I wanted to go back in time and try to form a piece of wood using pressure and a tub of water solution. 
I tried many different methods over many months but the one I found that worked was this. 
I took a 4ft length 2” wide piece of regular hardware store wood into a barrel with a salt solution. In this barrel I place a preformed metal template for the wood to curl around. I soaked the wood for 48hrs before placing in the template. 
The wood is then slid into the template 6” -12” at a time every 24-36hrs.

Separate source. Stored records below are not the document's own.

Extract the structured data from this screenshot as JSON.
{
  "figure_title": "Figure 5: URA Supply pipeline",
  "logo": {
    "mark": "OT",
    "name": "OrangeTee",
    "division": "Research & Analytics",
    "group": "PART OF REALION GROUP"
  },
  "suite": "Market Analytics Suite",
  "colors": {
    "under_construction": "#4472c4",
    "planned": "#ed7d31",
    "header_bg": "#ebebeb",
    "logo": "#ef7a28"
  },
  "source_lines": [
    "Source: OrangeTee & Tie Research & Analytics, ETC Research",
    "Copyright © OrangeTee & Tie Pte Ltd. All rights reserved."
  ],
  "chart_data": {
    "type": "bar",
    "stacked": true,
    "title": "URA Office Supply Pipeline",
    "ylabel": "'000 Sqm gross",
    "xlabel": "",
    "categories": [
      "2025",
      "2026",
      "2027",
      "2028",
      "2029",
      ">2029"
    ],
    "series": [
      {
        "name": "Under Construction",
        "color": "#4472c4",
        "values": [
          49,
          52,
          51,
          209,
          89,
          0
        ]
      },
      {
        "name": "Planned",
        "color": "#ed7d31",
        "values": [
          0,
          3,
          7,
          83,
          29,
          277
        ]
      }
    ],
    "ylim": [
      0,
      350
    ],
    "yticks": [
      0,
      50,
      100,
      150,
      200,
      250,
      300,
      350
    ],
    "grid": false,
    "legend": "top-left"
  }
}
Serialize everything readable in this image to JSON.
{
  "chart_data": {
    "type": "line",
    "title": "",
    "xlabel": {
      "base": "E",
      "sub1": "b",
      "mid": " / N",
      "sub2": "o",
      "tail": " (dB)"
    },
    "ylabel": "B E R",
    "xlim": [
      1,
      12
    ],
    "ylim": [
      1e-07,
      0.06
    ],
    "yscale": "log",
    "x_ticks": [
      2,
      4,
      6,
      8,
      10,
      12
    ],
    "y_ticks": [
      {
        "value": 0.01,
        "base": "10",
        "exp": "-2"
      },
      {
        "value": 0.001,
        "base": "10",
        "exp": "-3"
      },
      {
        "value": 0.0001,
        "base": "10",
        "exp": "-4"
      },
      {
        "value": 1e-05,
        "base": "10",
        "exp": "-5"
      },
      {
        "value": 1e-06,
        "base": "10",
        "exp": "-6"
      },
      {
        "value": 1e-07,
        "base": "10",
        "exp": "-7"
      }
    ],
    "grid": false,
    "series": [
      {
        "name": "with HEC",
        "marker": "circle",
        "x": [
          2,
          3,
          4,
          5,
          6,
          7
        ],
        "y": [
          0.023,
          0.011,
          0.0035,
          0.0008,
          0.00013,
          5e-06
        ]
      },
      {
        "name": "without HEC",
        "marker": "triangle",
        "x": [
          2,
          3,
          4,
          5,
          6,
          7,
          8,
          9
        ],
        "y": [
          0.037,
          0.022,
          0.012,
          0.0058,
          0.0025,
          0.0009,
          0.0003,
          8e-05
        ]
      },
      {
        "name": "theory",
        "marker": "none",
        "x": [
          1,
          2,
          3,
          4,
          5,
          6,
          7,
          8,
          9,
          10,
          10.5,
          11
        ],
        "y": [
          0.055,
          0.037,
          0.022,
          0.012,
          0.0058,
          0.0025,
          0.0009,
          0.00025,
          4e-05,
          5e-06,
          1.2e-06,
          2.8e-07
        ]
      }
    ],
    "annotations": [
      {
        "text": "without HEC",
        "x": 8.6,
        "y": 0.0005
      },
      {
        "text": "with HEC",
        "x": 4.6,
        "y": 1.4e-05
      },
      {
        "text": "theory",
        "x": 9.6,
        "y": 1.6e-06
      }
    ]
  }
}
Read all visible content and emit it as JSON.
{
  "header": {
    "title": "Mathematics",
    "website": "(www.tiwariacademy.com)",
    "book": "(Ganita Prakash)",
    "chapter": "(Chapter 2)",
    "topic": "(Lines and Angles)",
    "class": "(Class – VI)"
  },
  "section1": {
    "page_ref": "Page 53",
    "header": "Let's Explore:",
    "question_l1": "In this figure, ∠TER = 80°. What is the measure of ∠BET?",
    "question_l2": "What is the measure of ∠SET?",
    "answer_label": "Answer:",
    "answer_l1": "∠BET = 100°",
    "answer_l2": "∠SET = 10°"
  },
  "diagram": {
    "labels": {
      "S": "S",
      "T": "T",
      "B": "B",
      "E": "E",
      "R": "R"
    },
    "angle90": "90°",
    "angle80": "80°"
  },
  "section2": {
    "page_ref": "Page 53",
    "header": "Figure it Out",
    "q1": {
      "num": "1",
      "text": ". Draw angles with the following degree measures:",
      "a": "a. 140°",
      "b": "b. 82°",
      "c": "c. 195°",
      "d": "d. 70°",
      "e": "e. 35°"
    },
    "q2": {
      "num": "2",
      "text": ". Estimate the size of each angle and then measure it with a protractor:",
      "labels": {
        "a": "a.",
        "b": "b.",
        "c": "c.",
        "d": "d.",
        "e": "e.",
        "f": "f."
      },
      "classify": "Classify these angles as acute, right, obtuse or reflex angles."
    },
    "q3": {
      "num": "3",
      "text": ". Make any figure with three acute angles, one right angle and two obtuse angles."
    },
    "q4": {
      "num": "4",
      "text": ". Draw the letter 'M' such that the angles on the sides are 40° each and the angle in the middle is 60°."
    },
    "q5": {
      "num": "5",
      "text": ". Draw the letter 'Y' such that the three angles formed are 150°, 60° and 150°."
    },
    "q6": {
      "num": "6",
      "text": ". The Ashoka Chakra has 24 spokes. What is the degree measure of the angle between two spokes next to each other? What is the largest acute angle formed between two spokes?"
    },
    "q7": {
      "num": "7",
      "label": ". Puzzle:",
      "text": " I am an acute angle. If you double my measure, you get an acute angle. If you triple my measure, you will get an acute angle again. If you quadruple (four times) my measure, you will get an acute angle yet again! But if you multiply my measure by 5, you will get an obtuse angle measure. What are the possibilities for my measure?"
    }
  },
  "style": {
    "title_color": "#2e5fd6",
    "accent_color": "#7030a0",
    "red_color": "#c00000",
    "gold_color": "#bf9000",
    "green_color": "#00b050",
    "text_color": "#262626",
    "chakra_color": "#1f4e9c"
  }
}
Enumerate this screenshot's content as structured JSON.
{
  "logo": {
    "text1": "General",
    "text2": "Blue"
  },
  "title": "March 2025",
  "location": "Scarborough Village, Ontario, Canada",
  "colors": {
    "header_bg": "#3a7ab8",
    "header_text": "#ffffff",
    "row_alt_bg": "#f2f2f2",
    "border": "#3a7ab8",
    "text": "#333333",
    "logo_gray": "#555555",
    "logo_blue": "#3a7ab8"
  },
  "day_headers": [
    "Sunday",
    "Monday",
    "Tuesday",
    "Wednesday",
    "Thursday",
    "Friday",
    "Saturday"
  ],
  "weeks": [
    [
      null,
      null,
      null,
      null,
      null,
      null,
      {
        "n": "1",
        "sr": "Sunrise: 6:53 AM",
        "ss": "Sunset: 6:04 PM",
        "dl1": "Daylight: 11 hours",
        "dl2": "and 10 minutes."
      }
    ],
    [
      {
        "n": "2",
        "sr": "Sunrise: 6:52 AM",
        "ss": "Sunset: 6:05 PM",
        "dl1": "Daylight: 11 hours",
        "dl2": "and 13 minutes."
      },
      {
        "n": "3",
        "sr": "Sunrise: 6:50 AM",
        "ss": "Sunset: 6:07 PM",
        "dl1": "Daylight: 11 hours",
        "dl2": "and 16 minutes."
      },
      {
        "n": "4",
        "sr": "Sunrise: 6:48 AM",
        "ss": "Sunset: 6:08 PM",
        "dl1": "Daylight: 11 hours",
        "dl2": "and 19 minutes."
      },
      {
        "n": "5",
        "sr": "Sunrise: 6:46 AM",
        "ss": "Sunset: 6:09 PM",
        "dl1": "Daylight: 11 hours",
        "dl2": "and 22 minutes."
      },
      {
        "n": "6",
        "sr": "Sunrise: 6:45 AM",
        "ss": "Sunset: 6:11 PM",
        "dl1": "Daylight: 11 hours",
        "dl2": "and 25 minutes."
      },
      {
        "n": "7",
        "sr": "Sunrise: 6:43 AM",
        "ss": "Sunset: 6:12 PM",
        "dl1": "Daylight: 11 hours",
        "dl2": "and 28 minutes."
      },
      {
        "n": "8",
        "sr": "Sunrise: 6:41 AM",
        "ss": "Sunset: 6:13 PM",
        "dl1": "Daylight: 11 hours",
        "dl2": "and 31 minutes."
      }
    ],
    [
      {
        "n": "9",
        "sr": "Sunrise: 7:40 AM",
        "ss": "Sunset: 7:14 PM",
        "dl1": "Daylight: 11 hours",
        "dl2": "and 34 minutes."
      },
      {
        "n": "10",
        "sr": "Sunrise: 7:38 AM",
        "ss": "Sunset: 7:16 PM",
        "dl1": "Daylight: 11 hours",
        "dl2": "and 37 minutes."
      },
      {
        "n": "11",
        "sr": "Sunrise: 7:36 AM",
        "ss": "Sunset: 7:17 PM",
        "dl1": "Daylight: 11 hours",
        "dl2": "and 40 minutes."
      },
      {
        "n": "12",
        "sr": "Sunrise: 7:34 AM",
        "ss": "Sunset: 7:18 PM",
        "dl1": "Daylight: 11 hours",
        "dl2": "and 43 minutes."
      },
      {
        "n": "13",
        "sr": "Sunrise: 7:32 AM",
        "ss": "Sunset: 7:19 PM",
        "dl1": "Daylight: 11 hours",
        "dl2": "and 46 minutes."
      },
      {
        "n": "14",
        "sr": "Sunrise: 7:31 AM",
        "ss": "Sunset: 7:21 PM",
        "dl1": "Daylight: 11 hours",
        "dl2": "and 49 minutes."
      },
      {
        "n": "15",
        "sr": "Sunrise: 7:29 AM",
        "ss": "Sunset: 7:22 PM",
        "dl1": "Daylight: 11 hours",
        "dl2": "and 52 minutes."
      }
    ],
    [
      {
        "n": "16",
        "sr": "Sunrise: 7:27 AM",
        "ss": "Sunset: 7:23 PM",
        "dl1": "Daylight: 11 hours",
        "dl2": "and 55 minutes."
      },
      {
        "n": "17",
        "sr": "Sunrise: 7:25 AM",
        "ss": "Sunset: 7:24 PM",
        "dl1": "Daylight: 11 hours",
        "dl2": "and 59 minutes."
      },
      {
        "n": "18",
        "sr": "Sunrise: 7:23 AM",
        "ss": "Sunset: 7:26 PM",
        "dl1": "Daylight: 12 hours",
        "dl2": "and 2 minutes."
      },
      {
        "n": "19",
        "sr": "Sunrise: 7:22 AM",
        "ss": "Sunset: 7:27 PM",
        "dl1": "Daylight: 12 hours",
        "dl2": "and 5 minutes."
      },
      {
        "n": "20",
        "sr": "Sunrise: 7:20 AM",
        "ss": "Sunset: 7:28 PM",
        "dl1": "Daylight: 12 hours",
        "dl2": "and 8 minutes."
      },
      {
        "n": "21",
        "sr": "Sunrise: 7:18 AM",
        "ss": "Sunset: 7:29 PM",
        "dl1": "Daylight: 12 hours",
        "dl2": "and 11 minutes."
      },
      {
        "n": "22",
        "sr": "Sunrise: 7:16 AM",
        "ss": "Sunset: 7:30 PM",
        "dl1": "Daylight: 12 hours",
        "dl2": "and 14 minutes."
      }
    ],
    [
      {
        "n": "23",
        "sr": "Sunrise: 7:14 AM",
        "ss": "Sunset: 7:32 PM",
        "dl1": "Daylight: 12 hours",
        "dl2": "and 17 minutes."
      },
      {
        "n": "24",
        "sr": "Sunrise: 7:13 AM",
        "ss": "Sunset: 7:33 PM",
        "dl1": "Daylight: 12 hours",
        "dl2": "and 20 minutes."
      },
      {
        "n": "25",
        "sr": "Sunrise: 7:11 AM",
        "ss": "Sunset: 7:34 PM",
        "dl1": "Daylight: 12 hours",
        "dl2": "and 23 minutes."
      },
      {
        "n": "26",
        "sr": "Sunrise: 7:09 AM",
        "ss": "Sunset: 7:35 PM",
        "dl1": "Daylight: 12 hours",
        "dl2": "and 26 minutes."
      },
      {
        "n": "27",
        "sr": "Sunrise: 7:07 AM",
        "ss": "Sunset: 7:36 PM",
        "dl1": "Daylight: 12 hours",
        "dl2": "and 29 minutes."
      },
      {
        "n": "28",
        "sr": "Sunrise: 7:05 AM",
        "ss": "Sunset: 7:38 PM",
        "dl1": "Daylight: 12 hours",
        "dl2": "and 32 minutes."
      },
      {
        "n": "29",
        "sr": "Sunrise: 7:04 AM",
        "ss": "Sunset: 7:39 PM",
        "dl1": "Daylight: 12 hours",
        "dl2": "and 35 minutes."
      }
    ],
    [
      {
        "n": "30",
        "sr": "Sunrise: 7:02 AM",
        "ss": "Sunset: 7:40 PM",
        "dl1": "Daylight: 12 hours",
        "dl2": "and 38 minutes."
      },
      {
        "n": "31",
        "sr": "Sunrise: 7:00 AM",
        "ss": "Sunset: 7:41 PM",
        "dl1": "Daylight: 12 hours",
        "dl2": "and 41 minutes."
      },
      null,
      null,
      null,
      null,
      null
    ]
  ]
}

Over 1 week it curled the wood perfectly. .... Ok yeah there were a few splits however OAK is the wood to do this with. Has anyone any experience with performing this art ??
Any tips n advice is helpful


----------



## thegrgyle (Jan 11, 2011)

Did you have any issues with the metal bar rusting (in that salt solution) and transferring that discoloration to the wood  ? That sounds like a disaster waiting to happen........:blink:

That is my first knee jerk response......

Fabian


----------



## Chris86 (Aug 27, 2011)

I don't have any experience bending wood, but I have heard that splits will be minimized if you use quarter sawn pieces for bending. Some people build a steam box out of PVC pipe and some sort of setup to boil the water and pipe the steam into the steam box. Once the wood has steamed for a while, have your bending forms ready and bend the wood as soon as it comes out of the steam box.

The method you used by soaking the piece in water seems to work well for thinner pieces.

I've even heard of taking wood that's still green from the tree and using clamps to bend it around a form, let it sit until the wood naturally dries.


----------